Les appels à l’effort, la rigueur, au raisonnement (déductif en particulier), aux preuve et démonstration, à la logique sont nombreux. Apparaissent également la référence aux règles et critères (voire objectifs et infaillibles). La notion de modèle surgit timidement ainsi que l’évocation de l’exemple et du contre exemple avec la démarche essais / erreurs.

Les mots clés proposés renvoient essentiellement aux associations vérité / chemin d’accès via le raisonnement et la preuve ; aux associations vérité / garant de la vérité par le biais des propriété, axiome, théorème ; aux associations vérité / nature de la vérité versus justesse, limpidité, objectivité ( peu nombreuses).

OUI   Sans réponse
A1- A2- A3 - A6 - A7 - A8- A9 - A10 - A16 - A17 - A19.   A4 ( permettez moi de ne pas répondre directement )
    A5 ( sens de « tenable «  non compris)
    A11 (sens de tenable non compris )
    A12 ni oui ni non
    A13 ni oui ni non
A18 : pas de réponse

Parmi les onze enseignants qui ont répondu par l’affirmative, il y en a six qui justifient leur point de vue en référence au caractère local (au sens de contingente de prémisses assumées au départ) ou limité de cette vérité (un seul enseignant fait référence au théorème de Gödel). Un enseignant semble considérer que la vérité est immuable et ne fait pas allusion au rôle du modèle dans la reconnaissance de la vérité (A7).Un enseignant (A10) considère que la logique vrai / faux constitue un handicap pour penser le quotidien.
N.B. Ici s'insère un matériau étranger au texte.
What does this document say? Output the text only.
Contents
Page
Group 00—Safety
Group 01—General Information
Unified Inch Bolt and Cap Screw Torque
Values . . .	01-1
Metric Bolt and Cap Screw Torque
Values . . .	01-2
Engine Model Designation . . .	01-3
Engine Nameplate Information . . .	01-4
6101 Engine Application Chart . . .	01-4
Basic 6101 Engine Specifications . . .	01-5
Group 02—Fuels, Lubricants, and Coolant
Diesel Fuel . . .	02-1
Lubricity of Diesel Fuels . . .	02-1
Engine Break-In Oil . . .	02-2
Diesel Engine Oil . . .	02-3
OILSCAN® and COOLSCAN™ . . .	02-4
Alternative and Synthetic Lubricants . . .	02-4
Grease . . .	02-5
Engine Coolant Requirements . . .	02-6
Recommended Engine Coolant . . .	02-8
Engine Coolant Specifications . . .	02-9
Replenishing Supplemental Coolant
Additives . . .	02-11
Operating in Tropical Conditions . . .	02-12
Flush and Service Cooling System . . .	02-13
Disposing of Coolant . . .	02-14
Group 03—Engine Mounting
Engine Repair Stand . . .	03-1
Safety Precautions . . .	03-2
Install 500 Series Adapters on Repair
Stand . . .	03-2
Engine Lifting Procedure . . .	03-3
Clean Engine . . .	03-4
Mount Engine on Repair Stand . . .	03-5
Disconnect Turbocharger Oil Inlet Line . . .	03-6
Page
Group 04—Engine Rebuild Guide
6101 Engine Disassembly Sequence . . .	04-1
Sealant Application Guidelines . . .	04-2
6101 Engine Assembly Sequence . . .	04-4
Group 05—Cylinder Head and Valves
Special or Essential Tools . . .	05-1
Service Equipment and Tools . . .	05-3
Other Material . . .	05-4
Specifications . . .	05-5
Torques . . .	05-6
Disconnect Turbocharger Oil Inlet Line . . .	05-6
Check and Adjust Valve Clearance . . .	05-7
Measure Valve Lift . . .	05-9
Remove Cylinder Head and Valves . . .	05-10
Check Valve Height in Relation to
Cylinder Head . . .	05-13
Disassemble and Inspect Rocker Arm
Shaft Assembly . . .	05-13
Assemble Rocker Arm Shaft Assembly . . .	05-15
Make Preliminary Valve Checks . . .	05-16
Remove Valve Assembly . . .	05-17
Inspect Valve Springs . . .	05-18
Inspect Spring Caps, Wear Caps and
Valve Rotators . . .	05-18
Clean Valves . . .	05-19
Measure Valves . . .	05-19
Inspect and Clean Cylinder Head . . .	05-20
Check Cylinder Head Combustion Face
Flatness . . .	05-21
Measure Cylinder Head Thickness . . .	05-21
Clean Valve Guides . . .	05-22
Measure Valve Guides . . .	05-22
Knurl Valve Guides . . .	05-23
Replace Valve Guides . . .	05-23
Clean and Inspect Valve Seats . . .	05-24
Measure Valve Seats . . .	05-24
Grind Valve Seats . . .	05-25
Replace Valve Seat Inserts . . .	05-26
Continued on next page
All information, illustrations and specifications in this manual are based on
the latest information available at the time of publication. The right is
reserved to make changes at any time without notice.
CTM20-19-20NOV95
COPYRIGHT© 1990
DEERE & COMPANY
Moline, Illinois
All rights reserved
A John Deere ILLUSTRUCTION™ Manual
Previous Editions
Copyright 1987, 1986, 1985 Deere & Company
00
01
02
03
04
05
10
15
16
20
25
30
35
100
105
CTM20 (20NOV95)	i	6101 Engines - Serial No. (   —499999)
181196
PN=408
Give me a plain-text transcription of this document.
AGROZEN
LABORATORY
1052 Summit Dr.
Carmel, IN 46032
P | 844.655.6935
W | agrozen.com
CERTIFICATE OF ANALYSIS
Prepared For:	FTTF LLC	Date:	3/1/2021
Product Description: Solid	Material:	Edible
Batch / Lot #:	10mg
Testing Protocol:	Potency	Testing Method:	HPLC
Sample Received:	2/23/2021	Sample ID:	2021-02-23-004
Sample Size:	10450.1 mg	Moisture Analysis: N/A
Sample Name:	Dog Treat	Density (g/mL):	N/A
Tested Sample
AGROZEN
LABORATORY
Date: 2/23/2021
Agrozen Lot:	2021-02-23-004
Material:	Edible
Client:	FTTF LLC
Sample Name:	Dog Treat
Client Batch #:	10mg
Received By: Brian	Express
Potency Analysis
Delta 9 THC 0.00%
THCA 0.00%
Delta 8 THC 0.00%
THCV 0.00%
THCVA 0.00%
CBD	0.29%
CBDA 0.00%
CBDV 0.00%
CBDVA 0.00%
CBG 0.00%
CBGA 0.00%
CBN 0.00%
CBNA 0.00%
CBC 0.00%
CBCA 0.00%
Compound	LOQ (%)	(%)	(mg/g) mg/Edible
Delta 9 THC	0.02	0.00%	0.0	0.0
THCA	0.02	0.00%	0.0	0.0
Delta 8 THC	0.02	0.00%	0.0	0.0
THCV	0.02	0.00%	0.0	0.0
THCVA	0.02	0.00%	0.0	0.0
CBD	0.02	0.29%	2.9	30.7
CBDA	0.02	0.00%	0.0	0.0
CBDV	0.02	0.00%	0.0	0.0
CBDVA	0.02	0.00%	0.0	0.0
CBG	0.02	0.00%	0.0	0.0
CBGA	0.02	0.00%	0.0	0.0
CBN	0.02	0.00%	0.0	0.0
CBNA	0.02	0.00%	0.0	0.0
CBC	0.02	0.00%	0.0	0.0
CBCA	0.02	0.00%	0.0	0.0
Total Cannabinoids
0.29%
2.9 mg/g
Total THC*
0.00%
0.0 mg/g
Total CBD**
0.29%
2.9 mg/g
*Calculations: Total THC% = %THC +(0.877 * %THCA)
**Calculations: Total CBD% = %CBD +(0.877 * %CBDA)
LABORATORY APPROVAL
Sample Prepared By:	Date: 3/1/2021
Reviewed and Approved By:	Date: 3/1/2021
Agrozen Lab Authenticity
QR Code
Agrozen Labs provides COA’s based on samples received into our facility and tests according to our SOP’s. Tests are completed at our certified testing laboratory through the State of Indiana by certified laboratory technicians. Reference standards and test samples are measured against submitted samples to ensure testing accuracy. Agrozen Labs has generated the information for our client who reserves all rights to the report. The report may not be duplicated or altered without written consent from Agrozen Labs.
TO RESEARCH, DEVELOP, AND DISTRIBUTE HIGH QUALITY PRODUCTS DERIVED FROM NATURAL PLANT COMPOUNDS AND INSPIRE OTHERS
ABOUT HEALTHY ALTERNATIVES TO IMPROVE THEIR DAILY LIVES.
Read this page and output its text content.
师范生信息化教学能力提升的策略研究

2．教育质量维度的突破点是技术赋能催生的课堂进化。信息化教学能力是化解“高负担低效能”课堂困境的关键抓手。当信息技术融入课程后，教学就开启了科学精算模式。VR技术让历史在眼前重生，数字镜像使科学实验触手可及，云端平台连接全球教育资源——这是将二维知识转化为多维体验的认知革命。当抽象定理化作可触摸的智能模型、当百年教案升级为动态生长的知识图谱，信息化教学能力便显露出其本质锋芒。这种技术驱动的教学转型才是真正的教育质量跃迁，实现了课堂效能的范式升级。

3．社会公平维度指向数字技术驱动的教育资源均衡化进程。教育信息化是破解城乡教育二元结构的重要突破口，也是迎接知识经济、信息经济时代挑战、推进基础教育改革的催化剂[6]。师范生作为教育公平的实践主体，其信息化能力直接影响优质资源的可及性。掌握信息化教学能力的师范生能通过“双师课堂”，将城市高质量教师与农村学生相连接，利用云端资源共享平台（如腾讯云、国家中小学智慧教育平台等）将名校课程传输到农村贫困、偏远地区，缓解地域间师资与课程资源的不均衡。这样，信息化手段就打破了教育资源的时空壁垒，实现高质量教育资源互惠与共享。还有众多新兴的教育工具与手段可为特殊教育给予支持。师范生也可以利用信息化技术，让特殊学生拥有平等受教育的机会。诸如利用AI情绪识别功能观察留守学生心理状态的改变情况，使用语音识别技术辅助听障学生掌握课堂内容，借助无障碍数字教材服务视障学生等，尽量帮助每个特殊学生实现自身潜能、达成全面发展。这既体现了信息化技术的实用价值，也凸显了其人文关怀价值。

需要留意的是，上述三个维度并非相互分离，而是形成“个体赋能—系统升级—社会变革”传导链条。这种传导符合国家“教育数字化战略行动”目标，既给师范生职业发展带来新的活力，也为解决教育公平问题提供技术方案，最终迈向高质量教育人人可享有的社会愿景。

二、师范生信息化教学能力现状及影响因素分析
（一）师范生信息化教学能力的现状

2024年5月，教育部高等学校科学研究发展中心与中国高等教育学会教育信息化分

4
La réponse des enseignants (A1, A4 et A8) n’est pas très éclairante, pour nous.

Le balayage rapide des réponses des enseignants fait ressortir que cette notion de vérité ne laisse pas indifférents ceux des enseignants qui ont répondu. La variété de leurs points de vue est sans aucun doute intéressante pour notre recherche dans la mesure où elle nous permettra de mieux nous positionner.

Bien-sûr, la pertinence des propos recueillis doit être interrogée, ne serait-ce que par le fait même qu’ils sont issus de questionnaires : dans quelle mesure l’ordre des réponses a t - il suivi l’ordre des questions posées ? Certaines formulations ou la place que certaines d’entre elles occupent n’ont-elles pas été des facteurs induisant des réponses ? La manière dont nous avons traité le matériau recueilli peut prêter à critiques.